What if there were a Mint.com style dashboard where users have a view to their entire electronic inventory, what that inventory means in terms of sustainability (each smartphone has an LCD, lithium-ion battery, circuit board), and multiple options for managing/discarding their old electronics.

This is a bit of a spinoff from "Gaming for E-Waste Behaviour Change", based on the premise that giving users information about their actions and the effect of their actions can help them change their behaviour.

Example User Scenario

Roberta has a collection of old laptops and phones that she would love to get rid of, but she's hesitating because she's heard that some parts of the laptop can be harmful.  She's not sure, but she has a discomforting feeling that simply tossing them out would be wasteful and perhaps irresponsible.
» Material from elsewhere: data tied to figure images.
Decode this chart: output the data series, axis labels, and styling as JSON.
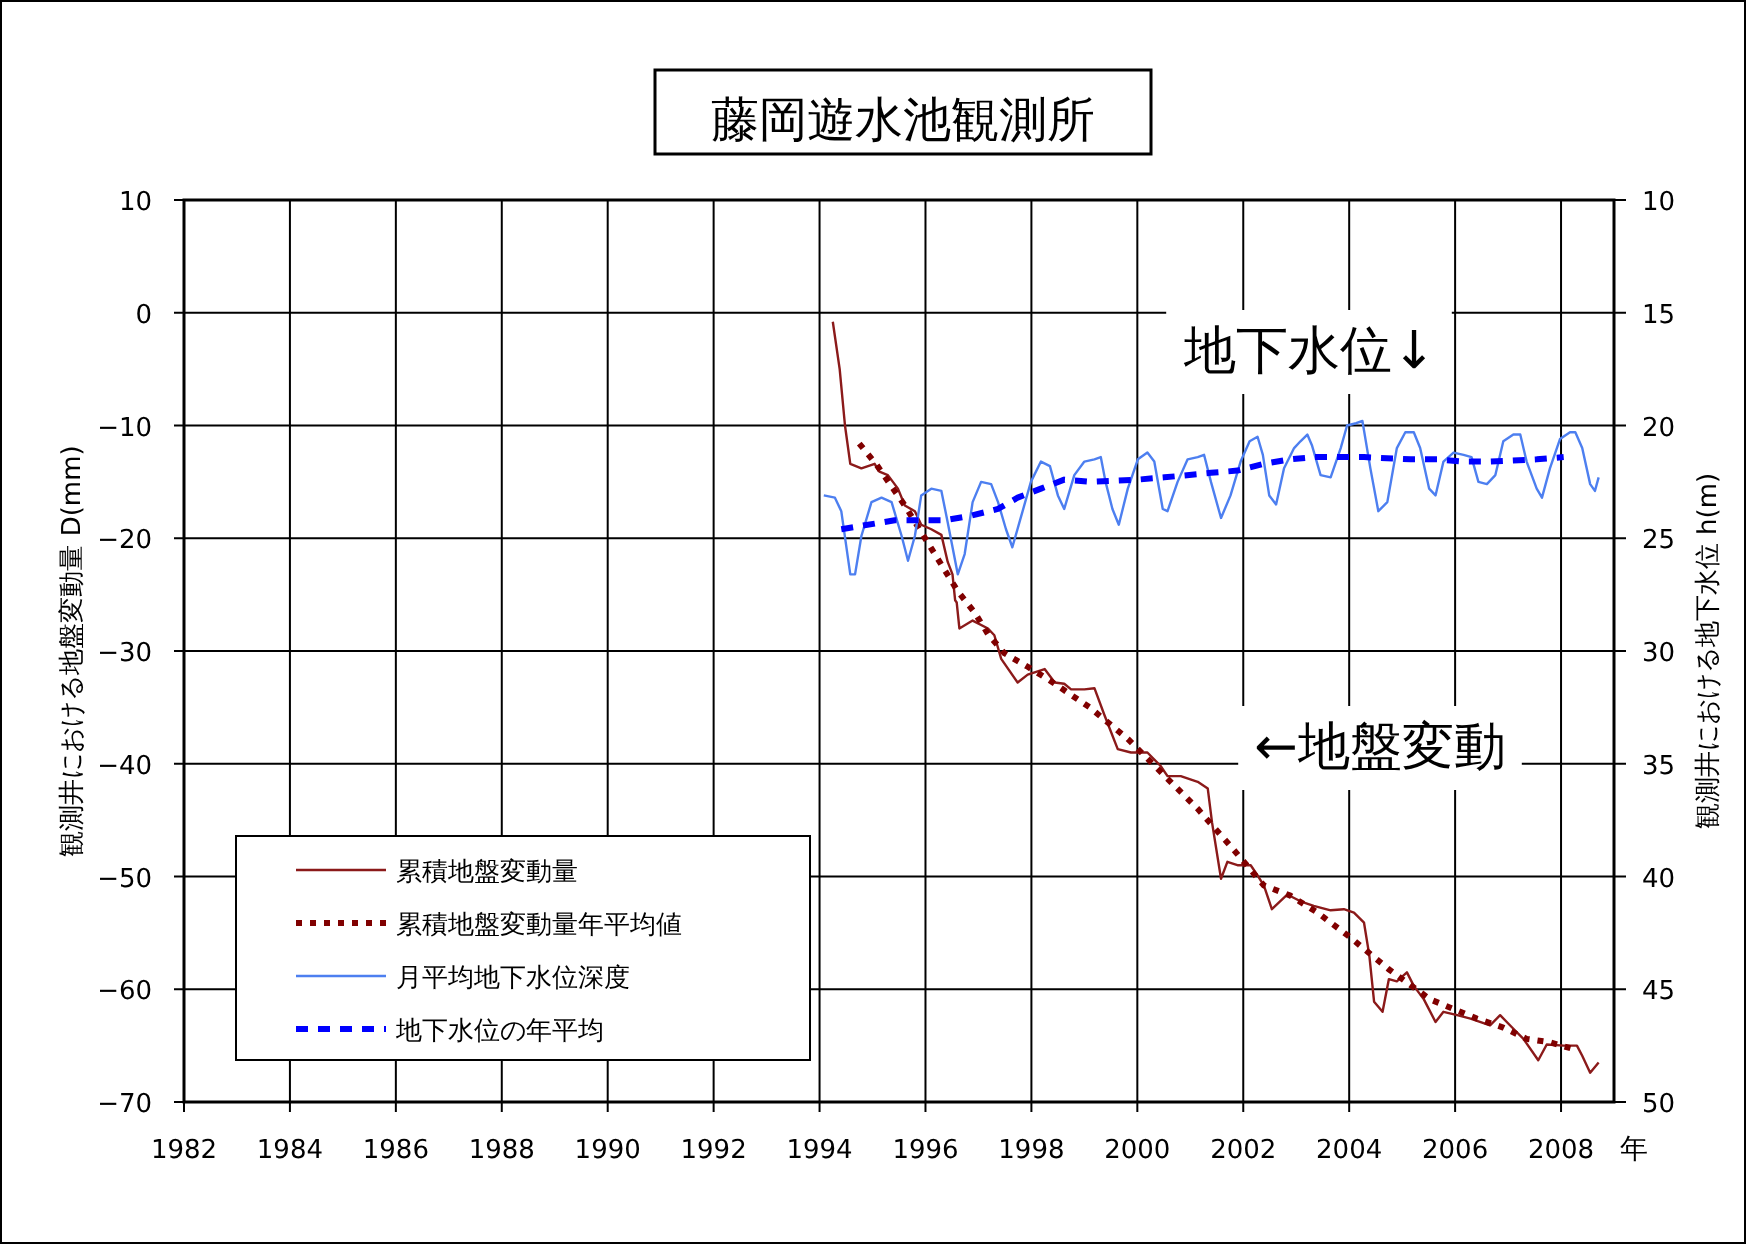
{
  "chart_data": {
    "type": "line",
    "title": "藤岡遊水池観測所",
    "xlabel": "年",
    "ylabel": "観測井における地盤変動量 D(mm)",
    "y2label": "観測井における地下水位 h(m)",
    "xlim": [
      1982,
      2009
    ],
    "xticks": [
      1982,
      1984,
      1986,
      1988,
      1990,
      1992,
      1994,
      1996,
      1998,
      2000,
      2002,
      2004,
      2006,
      2008
    ],
    "ylim": [
      -70,
      10
    ],
    "yticks": [
      10,
      0,
      -10,
      -20,
      -30,
      -40,
      -50,
      -60,
      -70
    ],
    "y2lim": [
      50,
      10
    ],
    "y2ticks": [
      10,
      15,
      20,
      25,
      30,
      35,
      40,
      45,
      50
    ],
    "grid": true,
    "legend": "bottom left",
    "marker": "none",
    "annotations": [
      "地下水位↓",
      "←地盤変動"
    ],
    "series": [
      {
        "name": "累積地盤変動量",
        "color": "#8b1a1a",
        "line_style": "solid",
        "x": [
          1994.25,
          1994.38,
          1994.48,
          1994.58,
          1994.79,
          1995.04,
          1995.13,
          1995.29,
          1995.48,
          1995.61,
          1995.8,
          1995.92,
          1996.11,
          1996.3,
          1996.42,
          1996.51,
          1996.56,
          1996.59,
          1996.64,
          1996.89,
          1997.18,
          1997.3,
          1997.43,
          1997.74,
          1997.93,
          1998.25,
          1998.44,
          1998.62,
          1998.75,
          1999.0,
          1999.19,
          1999.38,
          1999.63,
          1999.88,
          2000.19,
          2000.44,
          2000.57,
          2000.82,
          2001.14,
          2001.33,
          2001.41,
          2001.58,
          2001.7,
          2001.89,
          2002.14,
          2002.27,
          2002.39,
          2002.54,
          2002.83,
          2003.08,
          2003.33,
          2003.65,
          2003.9,
          2004.09,
          2004.28,
          2004.38,
          2004.47,
          2004.63,
          2004.75,
          2004.9,
          2005.09,
          2005.22,
          2005.41,
          2005.63,
          2005.78,
          2006.04,
          2006.29,
          2006.66,
          2006.85,
          2007.1,
          2007.29,
          2007.57,
          2007.73,
          2008.05,
          2008.3,
          2008.4,
          2008.55,
          2008.71
        ],
        "values": [
          -0.8,
          -5.0,
          -10.0,
          -13.4,
          -13.8,
          -13.4,
          -14.1,
          -14.4,
          -15.6,
          -17.1,
          -17.6,
          -18.8,
          -19.2,
          -19.7,
          -22.1,
          -23.2,
          -25.5,
          -25.7,
          -28.0,
          -27.3,
          -28.0,
          -28.6,
          -30.7,
          -32.8,
          -32.1,
          -31.6,
          -32.8,
          -32.9,
          -33.4,
          -33.4,
          -33.3,
          -35.7,
          -38.7,
          -39.0,
          -39.0,
          -40.2,
          -41.1,
          -41.1,
          -41.6,
          -42.2,
          -45.2,
          -50.2,
          -48.7,
          -49.0,
          -49.0,
          -49.9,
          -50.8,
          -52.9,
          -51.6,
          -52.2,
          -52.6,
          -53.0,
          -52.9,
          -53.2,
          -54.1,
          -57.0,
          -61.1,
          -62.0,
          -59.1,
          -59.3,
          -58.5,
          -59.7,
          -60.9,
          -62.9,
          -62.0,
          -62.3,
          -62.6,
          -63.2,
          -62.3,
          -63.5,
          -64.4,
          -66.3,
          -64.9,
          -65.0,
          -65.0,
          -65.9,
          -67.4,
          -66.5
        ]
      },
      {
        "name": "累積地盤変動量年平均値",
        "color": "#800000",
        "line_style": "dotted",
        "x": [
          1994.75,
          1995.08,
          1995.61,
          1996.11,
          1996.36,
          1996.61,
          1996.93,
          1997.18,
          1997.49,
          1997.93,
          1998.31,
          1999.1,
          1999.82,
          2000.82,
          2001.14,
          2001.76,
          2002.39,
          2002.89,
          2003.4,
          2004.02,
          2004.74,
          2005.53,
          2006.41,
          2006.91,
          2007.35,
          2007.79,
          2008.23
        ],
        "values": [
          -11.6,
          -13.5,
          -17.1,
          -20.9,
          -22.8,
          -24.7,
          -26.6,
          -28.5,
          -30.2,
          -31.4,
          -32.5,
          -35.0,
          -37.8,
          -42.5,
          -44.0,
          -47.3,
          -50.8,
          -51.7,
          -53.2,
          -55.4,
          -58.2,
          -60.9,
          -62.6,
          -63.4,
          -64.4,
          -64.7,
          -65.3
        ]
      },
      {
        "name": "月平均地下水位深度",
        "color": "#4d7ff0",
        "line_style": "solid",
        "axis": "y2",
        "x": [
          1994.08,
          1994.29,
          1994.41,
          1994.58,
          1994.67,
          1994.79,
          1994.98,
          1995.17,
          1995.36,
          1995.55,
          1995.67,
          1995.8,
          1995.92,
          1996.11,
          1996.3,
          1996.42,
          1996.61,
          1996.74,
          1996.89,
          1997.05,
          1997.24,
          1997.37,
          1997.52,
          1997.64,
          1997.81,
          1997.99,
          1998.18,
          1998.35,
          1998.5,
          1998.62,
          1998.81,
          1999.0,
          1999.19,
          1999.31,
          1999.4,
          1999.53,
          1999.65,
          1999.82,
          2000.01,
          2000.19,
          2000.32,
          2000.48,
          2000.57,
          2000.76,
          2000.95,
          2001.14,
          2001.26,
          2001.39,
          2001.58,
          2001.76,
          2001.95,
          2002.12,
          2002.27,
          2002.37,
          2002.49,
          2002.62,
          2002.77,
          2002.96,
          2003.08,
          2003.21,
          2003.3,
          2003.46,
          2003.65,
          2003.84,
          2003.96,
          2004.13,
          2004.25,
          2004.4,
          2004.55,
          2004.72,
          2004.9,
          2005.06,
          2005.22,
          2005.34,
          2005.51,
          2005.63,
          2005.78,
          2005.97,
          2006.16,
          2006.31,
          2006.44,
          2006.6,
          2006.76,
          2006.91,
          2007.1,
          2007.23,
          2007.35,
          2007.54,
          2007.64,
          2007.79,
          2007.98,
          2008.17,
          2008.27,
          2008.4,
          2008.55,
          2008.64,
          2008.71
        ],
        "values": [
          23.1,
          23.2,
          23.8,
          26.6,
          26.6,
          24.9,
          23.4,
          23.2,
          23.4,
          24.9,
          26.0,
          24.9,
          23.1,
          22.8,
          22.9,
          24.3,
          26.6,
          25.7,
          23.4,
          22.5,
          22.6,
          23.4,
          24.6,
          25.4,
          24.0,
          22.5,
          21.6,
          21.8,
          23.1,
          23.7,
          22.2,
          21.6,
          21.5,
          21.4,
          22.5,
          23.7,
          24.4,
          22.8,
          21.5,
          21.2,
          21.6,
          23.7,
          23.8,
          22.5,
          21.5,
          21.4,
          21.3,
          22.5,
          24.1,
          23.1,
          21.6,
          20.7,
          20.5,
          21.3,
          23.1,
          23.5,
          21.9,
          21.0,
          20.7,
          20.4,
          20.9,
          22.2,
          22.3,
          21.0,
          20.0,
          19.9,
          19.8,
          21.9,
          23.8,
          23.4,
          21.0,
          20.3,
          20.3,
          21.0,
          22.8,
          23.1,
          21.6,
          21.2,
          21.3,
          21.4,
          22.5,
          22.6,
          22.2,
          20.7,
          20.4,
          20.4,
          21.6,
          22.8,
          23.2,
          21.9,
          20.6,
          20.3,
          20.3,
          21.0,
          22.6,
          22.9,
          22.3
        ]
      },
      {
        "name": "地下水位の年平均",
        "color": "#0000ff",
        "line_style": "dashed",
        "axis": "y2",
        "x": [
          1994.41,
          1995.42,
          1995.92,
          1996.36,
          1996.86,
          1997.37,
          1997.74,
          1998.18,
          1998.62,
          1999.13,
          2000.01,
          2000.51,
          2001.39,
          2001.89,
          2002.39,
          2002.89,
          2003.33,
          2003.77,
          2004.28,
          2005.16,
          2005.66,
          2006.16,
          2006.66,
          2007.54,
          2008.05
        ],
        "values": [
          24.6,
          24.2,
          24.2,
          24.2,
          24.0,
          23.7,
          23.2,
          22.8,
          22.4,
          22.5,
          22.4,
          22.3,
          22.1,
          22.0,
          21.7,
          21.5,
          21.4,
          21.4,
          21.4,
          21.5,
          21.5,
          21.6,
          21.6,
          21.5,
          21.4
        ]
      }
    ]
  }
}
She's heard from a friend that there exists a website that can help her find disposal options quickly and easily. 

Roberta finds the website, registers, and finds that she first needs to add her electronics information to the site.  To her delight, she sees that she can simply take a picture of her electronics pile, and the site will automatically identify and catalog the items for her.

The site takes a moment to compile the information, then shows her a listing of all her devices.  She's also intrigued by a "sustainability score".  As she clicks for more detail, she gets an overview of the e-waste components in her inventory, their impact on the environment, how she compares to the average person in her area.

Roberta also sees that she can actually add all of her current electronics and when she does this, she is taken aback by the sheer volume of electronic components owned by her and her family, and the potentially harmful impact it can create.  

What she really likes about the site however, is that for each device she is able to retrieve multiple options for getting rid of them.  When she looks at the details for her old laptop, she sees the resale value, tax break for donation, or a micro-donation site where she can choose the recipient of her laptop - a village school seeking wireless computers for their remote classroom.

Each of these options raises her sustainability score, provides a responsible way to recycle her device, and provides some monetary value.  As she is about to logout, the site also offers to post her sustainability score online, and an option to encourage her friends to join the site, find out their sustainability scores, and how to maximise the disposal of their old electronics.